Omuzlarını silkip cıkladı Halide.

"Şimdi olmasa da başka bir zamanda, başka bir yerde... Yolda çarpıştığın bir adama. Belki de sağlık ocağında göz göze geldiğin bir adama. Ya da her gün iş çıkışı arkadaşlarınla gittiğin kafede her seferinde seninle aynı kahveyi alan bir adama... Ne zaman bilmiyorum ama, bir gün olacaksın..." dedi Burak işaret parmağıyla Halide'nin burnunun ucuna yumuşakça dokunurken. Halide ise kaşlarını çattı.
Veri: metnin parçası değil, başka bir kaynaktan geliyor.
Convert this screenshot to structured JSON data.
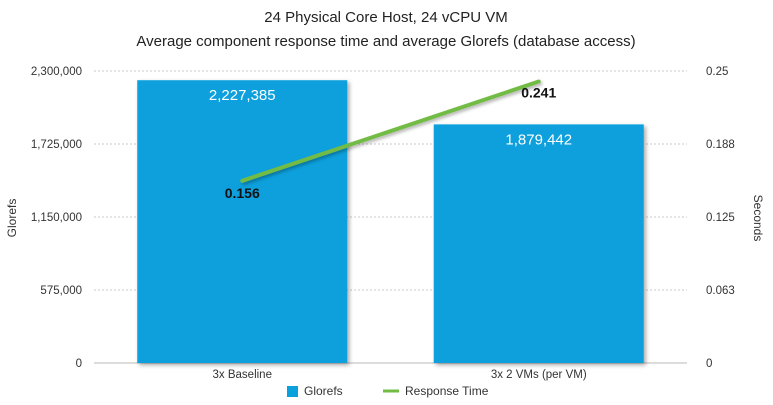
{
  "chart_data": {
    "type": "bar",
    "title": "24 Physical Core Host, 24 vCPU VM",
    "subtitle": "Average component response time and average Glorefs (database access)",
    "categories": [
      "3x Baseline",
      "3x 2 VMs (per VM)"
    ],
    "series": [
      {
        "name": "Glorefs",
        "type": "bar",
        "axis": "left",
        "values": [
          2227385,
          1879442
        ],
        "labels": [
          "2,227,385",
          "1,879,442"
        ],
        "color": "#0aa0dc"
      },
      {
        "name": "Response Time",
        "type": "line",
        "axis": "right",
        "values": [
          0.156,
          0.241
        ],
        "labels": [
          "0.156",
          "0.241"
        ],
        "color": "#72bb44"
      }
    ],
    "ylabel": "Glorefs",
    "y2label": "Seconds",
    "ylim": [
      0,
      2300000
    ],
    "y2lim": [
      0,
      0.25
    ],
    "yticks": [
      "0",
      "575,000",
      "1,150,000",
      "1,725,000",
      "2,300,000"
    ],
    "y2ticks": [
      "0",
      "0.063",
      "0.125",
      "0.188",
      "0.25"
    ],
    "grid": true,
    "legend_position": "bottom-center"
  }
}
"Ben, beni ailemden ayıracak herhangi bir şeye aşık falan olmam. Gel buraya."

Sıkıca sarıldı. Burak ise derin bir nefes aldı saçlarını koklayarak.

***

"Böyle bir şeye kim cüret edebilir ağabey? Bütün konsorsiyum üyeleri buradayken üstelik!" dedi Burak büyük bir öfkeyle camdan dışarıyı seyrederken.

"Sakin ol biraz Burak!"

"Sakin mi olayım? Herifler bizim ruhumuz bile duymadan dibimize kadar girmişler, çapraz ateş arasında kalmışız ve ben sakin mi olayım? Bu kadar adam ne işe yarıyor Fiko! Kontrol edilmedi mi evin çevresi?" dedi Fikret'e dönüp.